Sevgi dili geçerli bir slogan, özellikle yeni nesil çok da güzel işledi yer yer hepimiz biliyoruz. Ama şöyle bir gerçek var, burası Türkiye. Normalde politika yapılırken sadece aday seçmemiz gerekir. Biz seçmen de seçiyoruz bilmem farkında mısınız? Erdoğan’cılar “biz din düşmanlarını, sapıkları sevindirmeyiz!!” argümanıyla yürüyor, Chp’liler de “eğitimsiz kadın düşmanları!!” demeye devam ediyor. Bu insanlar bize gerçekten ne vaat ediyor diye düşünemiyoruz, birbirimize İNAT için oy kullanıyoruz, sonuçlarını hesap etmiyoruz. Uzlaşmaya çalışmıyoruz. Üç beş ender örnek dışında gerçekten sevgi dilini benimseyen kimseyi bulamazsınız, onlar da enayi polyanna. Bu atmosferde bunu umdukları için, hayal ettikleri için, nereden bildiğimi sormayın..


Kimse çıkıp da bunlardan ölümüne yorulmuş insanlara yeni bi seçenek sunalım demiyor. Kimse dönüp de kendisine bakmıyor. Suçu klasik unsurlarda aramaya devam herkes. Chp’nin 7. oku olan insanlar bile seçimin güvenliğini sarsmak o kadar kolay değil diyip güvence verdiği halde hala sonuçlara inanmayan, Mhp’nin, Memleket’in oranını kabullenmeyenler, sona doğru AA’ya paralel sonuç verdi diye muhalefetin kaynaklarını cancellayanlar var. Dostum sen ne istediğinin farkında değilsin ki. Sen bütün halkı hesaba katmadan, sadece kendi görüşündeki insanların etkileşiminde boğulup süreci izliyorsun, sonra da aynı safta olduğun kanallar mecburen durumu açıklayınca reddediyorsun? 


Zamanında canınızdan çok sevip el üstünde tuttuğunuz Muharrem’le de bu yüzden ayrıştınız zaten, şimdi bu yüzden sizden oy götürebiliyor. Son zamanların en önemli seçimi, binlerce hukukçu sahadaydı, yanlı kanallar son ana kadar umutlu davrandı. Daha ne istiyorsunuz? Yalan duymaktan bu kadar mı hoşlanıyorsunuz? Çarpıtıyorlar diye bangır bangır bağırdığınız kurumların aynısını mı yapsın onlar da? Nolur kafayı yemeyin.
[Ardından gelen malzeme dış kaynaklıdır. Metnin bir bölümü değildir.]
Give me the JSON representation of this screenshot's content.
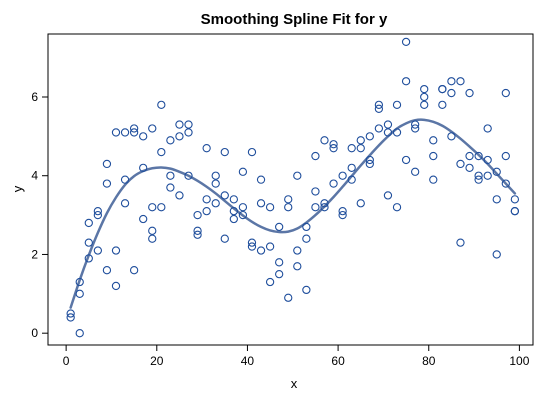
{
  "chart_data": {
    "type": "scatter",
    "title": "Smoothing Spline Fit for y",
    "xlabel": "x",
    "ylabel": "y",
    "xlim": [
      -4,
      103
    ],
    "ylim": [
      -0.3,
      7.6
    ],
    "x_ticks": [
      0,
      20,
      40,
      60,
      80,
      100
    ],
    "y_ticks": [
      0,
      2,
      4,
      6
    ],
    "grid": false,
    "legend": "none",
    "colors": {
      "points": "#1f4e9c",
      "curve": "#5b76a6",
      "frame": "#000000"
    },
    "series": [
      {
        "type": "scatter",
        "marker": "open-circle",
        "points": [
          [
            1,
            0.5
          ],
          [
            1,
            0.4
          ],
          [
            3,
            1.3
          ],
          [
            3,
            1.0
          ],
          [
            3,
            0.0
          ],
          [
            5,
            1.9
          ],
          [
            5,
            2.3
          ],
          [
            5,
            2.8
          ],
          [
            7,
            2.1
          ],
          [
            7,
            3.0
          ],
          [
            7,
            3.1
          ],
          [
            9,
            1.6
          ],
          [
            9,
            3.8
          ],
          [
            9,
            4.3
          ],
          [
            11,
            1.2
          ],
          [
            11,
            2.1
          ],
          [
            11,
            5.1
          ],
          [
            13,
            3.3
          ],
          [
            13,
            3.9
          ],
          [
            13,
            5.1
          ],
          [
            15,
            1.6
          ],
          [
            15,
            5.1
          ],
          [
            15,
            5.2
          ],
          [
            17,
            2.9
          ],
          [
            17,
            4.2
          ],
          [
            17,
            5.0
          ],
          [
            19,
            2.6
          ],
          [
            19,
            2.4
          ],
          [
            19,
            3.2
          ],
          [
            19,
            5.2
          ],
          [
            21,
            5.8
          ],
          [
            21,
            3.2
          ],
          [
            21,
            4.6
          ],
          [
            23,
            4.0
          ],
          [
            23,
            3.7
          ],
          [
            23,
            4.9
          ],
          [
            25,
            5.0
          ],
          [
            25,
            5.3
          ],
          [
            25,
            3.5
          ],
          [
            27,
            5.1
          ],
          [
            27,
            5.3
          ],
          [
            27,
            4.0
          ],
          [
            29,
            3.0
          ],
          [
            29,
            2.6
          ],
          [
            29,
            2.5
          ],
          [
            31,
            3.1
          ],
          [
            31,
            3.4
          ],
          [
            31,
            4.7
          ],
          [
            33,
            3.3
          ],
          [
            33,
            3.8
          ],
          [
            33,
            4.0
          ],
          [
            35,
            4.6
          ],
          [
            35,
            2.4
          ],
          [
            35,
            3.5
          ],
          [
            37,
            3.4
          ],
          [
            37,
            2.9
          ],
          [
            37,
            3.1
          ],
          [
            39,
            3.2
          ],
          [
            39,
            3.0
          ],
          [
            39,
            4.1
          ],
          [
            41,
            2.3
          ],
          [
            41,
            4.6
          ],
          [
            41,
            2.2
          ],
          [
            43,
            3.3
          ],
          [
            43,
            2.1
          ],
          [
            43,
            3.9
          ],
          [
            45,
            3.2
          ],
          [
            45,
            2.2
          ],
          [
            45,
            1.3
          ],
          [
            47,
            2.7
          ],
          [
            47,
            1.5
          ],
          [
            47,
            1.8
          ],
          [
            49,
            3.2
          ],
          [
            49,
            3.4
          ],
          [
            49,
            0.9
          ],
          [
            51,
            1.7
          ],
          [
            51,
            2.1
          ],
          [
            51,
            4.0
          ],
          [
            53,
            2.4
          ],
          [
            53,
            2.7
          ],
          [
            53,
            1.1
          ],
          [
            55,
            3.2
          ],
          [
            55,
            3.6
          ],
          [
            55,
            4.5
          ],
          [
            57,
            3.2
          ],
          [
            57,
            3.3
          ],
          [
            57,
            4.9
          ],
          [
            59,
            3.8
          ],
          [
            59,
            4.7
          ],
          [
            59,
            4.8
          ],
          [
            61,
            3.0
          ],
          [
            61,
            3.1
          ],
          [
            61,
            4.0
          ],
          [
            63,
            4.2
          ],
          [
            63,
            3.9
          ],
          [
            63,
            4.7
          ],
          [
            65,
            4.9
          ],
          [
            65,
            4.7
          ],
          [
            65,
            3.3
          ],
          [
            67,
            5.0
          ],
          [
            67,
            4.3
          ],
          [
            67,
            4.4
          ],
          [
            69,
            5.8
          ],
          [
            69,
            5.7
          ],
          [
            69,
            5.2
          ],
          [
            71,
            5.1
          ],
          [
            71,
            5.3
          ],
          [
            71,
            3.5
          ],
          [
            73,
            5.8
          ],
          [
            73,
            3.2
          ],
          [
            73,
            5.1
          ],
          [
            75,
            7.4
          ],
          [
            75,
            6.4
          ],
          [
            75,
            4.4
          ],
          [
            77,
            5.3
          ],
          [
            77,
            5.2
          ],
          [
            77,
            4.1
          ],
          [
            79,
            6.2
          ],
          [
            79,
            6.0
          ],
          [
            79,
            5.8
          ],
          [
            81,
            4.5
          ],
          [
            81,
            3.9
          ],
          [
            81,
            4.9
          ],
          [
            83,
            6.2
          ],
          [
            83,
            6.2
          ],
          [
            83,
            5.8
          ],
          [
            85,
            6.4
          ],
          [
            85,
            6.1
          ],
          [
            85,
            5.0
          ],
          [
            87,
            6.4
          ],
          [
            87,
            4.3
          ],
          [
            87,
            2.3
          ],
          [
            89,
            6.1
          ],
          [
            89,
            4.2
          ],
          [
            89,
            4.5
          ],
          [
            91,
            4.5
          ],
          [
            91,
            3.9
          ],
          [
            91,
            4.0
          ],
          [
            93,
            5.2
          ],
          [
            93,
            4.4
          ],
          [
            93,
            4.0
          ],
          [
            95,
            3.4
          ],
          [
            95,
            4.1
          ],
          [
            95,
            2.0
          ],
          [
            97,
            6.1
          ],
          [
            97,
            4.5
          ],
          [
            97,
            3.8
          ],
          [
            99,
            3.1
          ],
          [
            99,
            3.1
          ],
          [
            99,
            3.4
          ]
        ]
      },
      {
        "type": "line",
        "smooth": true,
        "points": [
          [
            1,
            0.65
          ],
          [
            3,
            1.35
          ],
          [
            5,
            1.98
          ],
          [
            7,
            2.55
          ],
          [
            9,
            3.05
          ],
          [
            11,
            3.45
          ],
          [
            13,
            3.77
          ],
          [
            15,
            3.99
          ],
          [
            17,
            4.12
          ],
          [
            19,
            4.19
          ],
          [
            21,
            4.21
          ],
          [
            23,
            4.18
          ],
          [
            25,
            4.1
          ],
          [
            27,
            4.0
          ],
          [
            29,
            3.87
          ],
          [
            31,
            3.72
          ],
          [
            33,
            3.55
          ],
          [
            35,
            3.36
          ],
          [
            37,
            3.17
          ],
          [
            39,
            2.99
          ],
          [
            41,
            2.83
          ],
          [
            43,
            2.7
          ],
          [
            45,
            2.61
          ],
          [
            47,
            2.57
          ],
          [
            49,
            2.58
          ],
          [
            51,
            2.66
          ],
          [
            53,
            2.81
          ],
          [
            55,
            3.0
          ],
          [
            57,
            3.22
          ],
          [
            59,
            3.46
          ],
          [
            61,
            3.72
          ],
          [
            63,
            3.99
          ],
          [
            65,
            4.26
          ],
          [
            67,
            4.52
          ],
          [
            69,
            4.77
          ],
          [
            71,
            5.0
          ],
          [
            73,
            5.2
          ],
          [
            75,
            5.33
          ],
          [
            77,
            5.41
          ],
          [
            79,
            5.42
          ],
          [
            81,
            5.37
          ],
          [
            83,
            5.27
          ],
          [
            85,
            5.12
          ],
          [
            87,
            4.94
          ],
          [
            89,
            4.74
          ],
          [
            91,
            4.53
          ],
          [
            93,
            4.3
          ],
          [
            95,
            4.05
          ],
          [
            97,
            3.8
          ],
          [
            99,
            3.55
          ]
        ]
      }
    ]
  }
}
Bence en büyük suçlu olmasına rağmen tek suçlu da değil tabii ki bu insanlar. Sıklıkla kamera karşısına geçip gülümseyerek açıklama yapmak, iç rahatlatmak da hata. 


Ortaya çıkışı bu kadar taze olan Sinan bey nasıl şak diye %5 alıyor, KK cumhurbaşkanlığında aldığı yüzdeyi mecliste niye koruyamıyor biraz bunları düşünelim. Erdoğan’dan nefret edip Kılıçdaroğlu’na da güvenemeyen bir kitle var belli ki. Tam tersi cumhurbaşkanı olarak kalsın ama meclisi de domine etmesin diye düşünenler de. Bak bunların hepsi yüzdelik.. Sabaha kadar inip çıkıp bütün ülkeyi stresten baş ağrısından hastanelik eden yüzdelikler. 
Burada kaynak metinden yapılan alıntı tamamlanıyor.